I am writing today to help inform people who are new to the stock market and want a simplistic look at the return on Triveni Turbine Limited (NSE:TRITURBINE) stock.
Triveni Turbine Limited (NSE:TRITURBINE) delivered an ROE of 21.23% over the past 12 months, which is an impressive feat relative to its industry average of 10.44% during the same period. Superficially, this looks great since we know that TRITURBINE has generated big profits with little equity capital; however, ROE doesn’t tell us how much TRITURBINE has borrowed in debt. Today, we’ll take a closer look at some factors like financial leverage to see how sustainable TRITURBINE’s ROE is. View out our latest analysis for Triveni Turbine
Peeling the layers of ROE – trisecting a company’s profitability
Return on Equity (ROE) is a measure of Triveni Turbine’s profit relative to its shareholders’ equity. For example, if the company invests ₹1 in the form of equity, it will generate ₹0.21 in earnings from this. In most cases, a higher ROE is preferred; however, there are many other factors we must consider prior to making any investment decisions.
Return on Equity = Net Profit ÷ Shareholders Equity
ROE is measured against cost of equity in order to determine the efficiency of Triveni Turbine’s equity capital deployed. Its cost of equity is 15.05%. Given a positive discrepancy of 6.18% between return and cost, this indicates that Triveni Turbine pays less for its capital than what it generates in return, which is a sign of capital efficiency. ROE can be dissected into three distinct ratios: net profit margin, asset turnover, and financial leverage. This is called the Dupont Formula:
Dupont Formula
ROE = profit margin × asset turnover × financial leverage
ROE = (annual net profit ÷ sales) × (sales ÷ assets) × (assets ÷ shareholders’ equity)

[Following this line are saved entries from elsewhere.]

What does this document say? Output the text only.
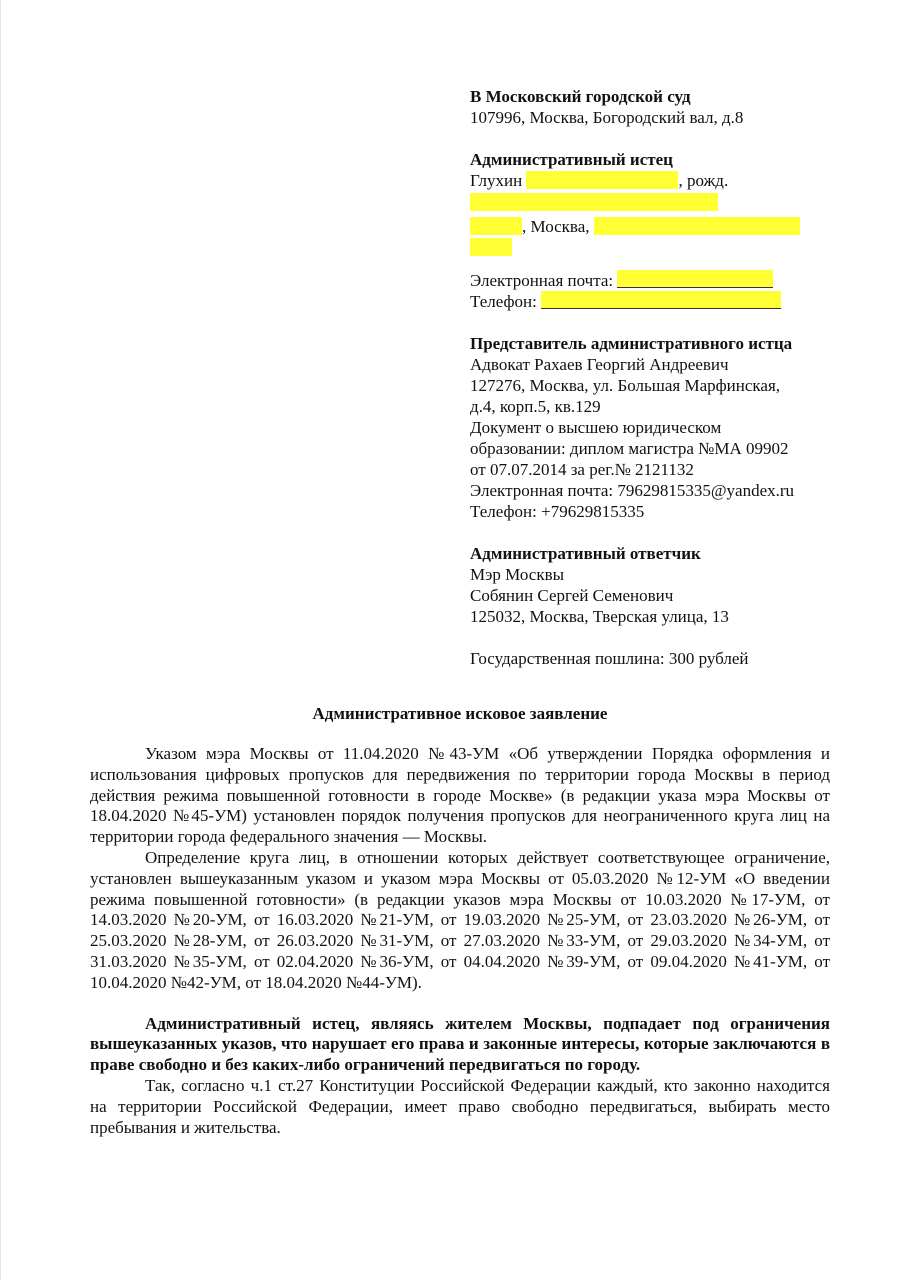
В Московский городской суд
107996, Москва, Богородский вал, д.8
Административный истец
Глухин	, рожд.
, Москва,
Электронная почта:
Телефон:
Представитель административного истца
Адвокат Рахаев Георгий Андреевич
127276, Москва, ул. Большая Марфинская,
д.4, корп.5, кв.129
Документ о высшею юридическом
образовании: диплом магистра №МА 09902
от 07.07.2014 за рег.№ 2121132
Электронная почта: 79629815335@yandex.ru
Телефон: +79629815335
Административный ответчик
Мэр Москвы
Собянин Сергей Семенович
125032, Москва, Тверская улица, 13
Государственная пошлина: 300 рублей
Административное исковое заявление

Указом мэра Москвы от 11.04.2020 №43-УМ «Об утверждении Порядка оформления и использования цифровых пропусков для передвижения по территории города Москвы в период действия режима повышенной готовности в городе Москве» (в редакции указа мэра Москвы от 18.04.2020 №45-УМ) установлен порядок получения пропусков для неограниченного круга лиц на территории города федерального значения — Москвы.

Определение круга лиц, в отношении которых действует соответствующее ограничение, установлен вышеуказанным указом и указом мэра Москвы от 05.03.2020 №12-УМ «О введении режима повышенной готовности» (в редакции указов мэра Москвы от 10.03.2020 №17-УМ, от 14.03.2020 №20-УМ, от 16.03.2020 №21-УМ, от 19.03.2020 №25-УМ, от 23.03.2020 №26-УМ, от 25.03.2020 №28-УМ, от 26.03.2020 №31-УМ, от 27.03.2020 №33-УМ, от 29.03.2020 №34-УМ, от 31.03.2020 №35-УМ, от 02.04.2020 №36-УМ, от 04.04.2020 №39-УМ, от 09.04.2020 №41-УМ, от 10.04.2020 №42-УМ, от 18.04.2020 №44-УМ).

Административный истец, являясь жителем Москвы, подпадает под ограничения вышеуказанных указов, что нарушает его права и законные интересы, которые заключаются в праве свободно и без каких-либо ограничений передвигаться по городу.

Так, согласно ч.1 ст.27 Конституции Российской Федерации каждый, кто законно находится на территории Российской Федерации, имеет право свободно передвигаться, выбирать место пребывания и жительства.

ROE = annual net profit ÷ shareholders’ equity
Basically, profit margin measures how much of revenue trickles down into earnings which illustrates how efficient the business is with its cost management. Asset turnover shows how much revenue Triveni Turbine can generate with its current asset base. And finally, financial leverage is simply how much of assets are funded by equity, which exhibits how sustainable the company’s capital structure is. Since ROE can be artificially increased through excessive borrowing, we should check Triveni Turbine’s historic debt-to-equity ratio. Currently Triveni Turbine has virtually no debt, which means its returns are predominantly driven by equity capital. Therefore, the level of financial leverage has no impact on ROE, and the ratio is a representative measure of the efficiency of all its capital employed firm-wide.